Parts of the Flute

german flute on a music book
Hiob/Getty Images

The flute—often used in jazz and pop music, as well as more traditional pieces—has the highest voice in the woodwind family of instruments. The name might be a little confusing since not all flutes are made of wood, but the flute is designated as a woodwind instrument due to the way it produces sound.

The flute is also a very versatile musical instrument, it can play solo or be responsible for carrying the melody.

If you are thinking of taking up flute playing, learn about the three different parts of the flute and their specific functions.

Head Joint

This is the part of the flute that touches the mouth and has no keys. On the head joint, you will also find the tuning cork, which you can move to adjust the intonation of the flute.
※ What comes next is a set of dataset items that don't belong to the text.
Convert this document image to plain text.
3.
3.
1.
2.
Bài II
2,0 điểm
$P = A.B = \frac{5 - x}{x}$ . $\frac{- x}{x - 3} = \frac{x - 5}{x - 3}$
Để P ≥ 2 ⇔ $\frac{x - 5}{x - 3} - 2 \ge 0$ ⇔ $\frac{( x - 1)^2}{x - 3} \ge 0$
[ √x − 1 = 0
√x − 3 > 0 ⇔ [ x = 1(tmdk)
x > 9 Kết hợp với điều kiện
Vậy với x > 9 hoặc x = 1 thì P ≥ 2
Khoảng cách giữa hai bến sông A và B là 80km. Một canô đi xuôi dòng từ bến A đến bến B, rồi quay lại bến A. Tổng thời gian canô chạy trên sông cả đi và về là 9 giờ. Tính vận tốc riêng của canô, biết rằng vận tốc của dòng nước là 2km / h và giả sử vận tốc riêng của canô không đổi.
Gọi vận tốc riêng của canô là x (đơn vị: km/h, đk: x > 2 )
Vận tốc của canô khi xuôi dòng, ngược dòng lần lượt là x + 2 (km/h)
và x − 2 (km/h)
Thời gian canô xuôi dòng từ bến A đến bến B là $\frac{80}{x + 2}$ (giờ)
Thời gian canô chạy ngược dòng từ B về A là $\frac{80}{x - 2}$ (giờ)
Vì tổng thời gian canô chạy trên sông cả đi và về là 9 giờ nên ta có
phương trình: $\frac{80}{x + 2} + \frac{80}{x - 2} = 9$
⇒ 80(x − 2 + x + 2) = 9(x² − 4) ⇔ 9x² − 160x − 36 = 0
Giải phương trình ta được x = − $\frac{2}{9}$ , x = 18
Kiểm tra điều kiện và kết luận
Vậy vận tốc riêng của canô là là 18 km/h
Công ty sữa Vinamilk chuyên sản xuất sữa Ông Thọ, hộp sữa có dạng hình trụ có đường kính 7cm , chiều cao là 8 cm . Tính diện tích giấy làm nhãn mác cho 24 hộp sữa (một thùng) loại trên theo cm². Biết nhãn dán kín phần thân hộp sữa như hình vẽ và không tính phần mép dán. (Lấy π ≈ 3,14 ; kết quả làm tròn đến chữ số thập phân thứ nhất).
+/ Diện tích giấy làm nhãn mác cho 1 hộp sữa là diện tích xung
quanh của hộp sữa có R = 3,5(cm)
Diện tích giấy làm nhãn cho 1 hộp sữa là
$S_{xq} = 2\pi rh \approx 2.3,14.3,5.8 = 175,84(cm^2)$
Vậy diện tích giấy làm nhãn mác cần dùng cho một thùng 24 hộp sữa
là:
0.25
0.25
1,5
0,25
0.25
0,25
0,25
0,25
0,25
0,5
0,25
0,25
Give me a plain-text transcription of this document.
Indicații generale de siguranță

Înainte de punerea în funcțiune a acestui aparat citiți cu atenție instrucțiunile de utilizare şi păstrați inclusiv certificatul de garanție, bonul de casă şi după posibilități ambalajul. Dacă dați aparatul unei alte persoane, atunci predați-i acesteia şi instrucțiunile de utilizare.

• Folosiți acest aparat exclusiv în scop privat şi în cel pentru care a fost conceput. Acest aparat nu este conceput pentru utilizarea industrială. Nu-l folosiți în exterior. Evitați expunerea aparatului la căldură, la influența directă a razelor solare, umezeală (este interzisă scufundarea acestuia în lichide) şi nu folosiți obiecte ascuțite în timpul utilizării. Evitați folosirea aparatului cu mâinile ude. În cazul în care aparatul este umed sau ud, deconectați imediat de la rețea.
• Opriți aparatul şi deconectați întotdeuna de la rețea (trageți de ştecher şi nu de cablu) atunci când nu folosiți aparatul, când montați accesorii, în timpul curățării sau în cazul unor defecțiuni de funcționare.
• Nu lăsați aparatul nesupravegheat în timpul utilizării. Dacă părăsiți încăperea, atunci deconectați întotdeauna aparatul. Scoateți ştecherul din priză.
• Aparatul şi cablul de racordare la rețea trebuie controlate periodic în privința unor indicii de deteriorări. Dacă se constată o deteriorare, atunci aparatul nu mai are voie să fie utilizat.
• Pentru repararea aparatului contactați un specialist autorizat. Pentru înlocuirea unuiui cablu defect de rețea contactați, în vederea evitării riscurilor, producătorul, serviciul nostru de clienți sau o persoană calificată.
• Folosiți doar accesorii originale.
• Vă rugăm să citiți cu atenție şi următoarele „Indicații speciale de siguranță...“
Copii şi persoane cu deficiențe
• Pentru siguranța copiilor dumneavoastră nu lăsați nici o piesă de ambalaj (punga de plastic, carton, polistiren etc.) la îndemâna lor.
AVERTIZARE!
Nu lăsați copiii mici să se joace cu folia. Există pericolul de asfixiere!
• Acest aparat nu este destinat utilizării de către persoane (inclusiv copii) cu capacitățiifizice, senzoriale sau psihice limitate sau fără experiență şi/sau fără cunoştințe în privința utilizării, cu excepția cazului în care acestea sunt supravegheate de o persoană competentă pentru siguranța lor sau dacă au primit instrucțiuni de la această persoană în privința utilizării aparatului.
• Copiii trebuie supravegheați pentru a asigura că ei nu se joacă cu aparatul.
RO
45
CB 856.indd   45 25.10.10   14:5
The lip-plate, also called the embouchure plate, is likewise found on the head joint. The lip plate is where the musician rests his lower lip in order to play the flute. A curved lip-plate is easier to blow than a straight lip-plate.

The blowhole, also known as the mouth hole, is likewise located on the head joint. The blowhole is where the musician blows air into in order to produce sound. It can either be oval shaped or a rounded rectangle. A larger mouth hole favors low notes while a small mouth hole favors high notes.

Body Joint

This is the largest part of the flute. The body joint connects the head and foot joint and contains most of the keys.

The keys are pressed in order to produce a certain pitch. It is important that the keypads and springs are in good condition to produce the proper quality of sound.

Aside from the keys, on the body joint you will also find the tuning slide and tenons. These are used primarily to tune the flute.

Foot Joint

This is the shortest part of the flute. It also contains a few keys. The foot joint has a rod, which must be aligned with the center of the keys in the body of the flute.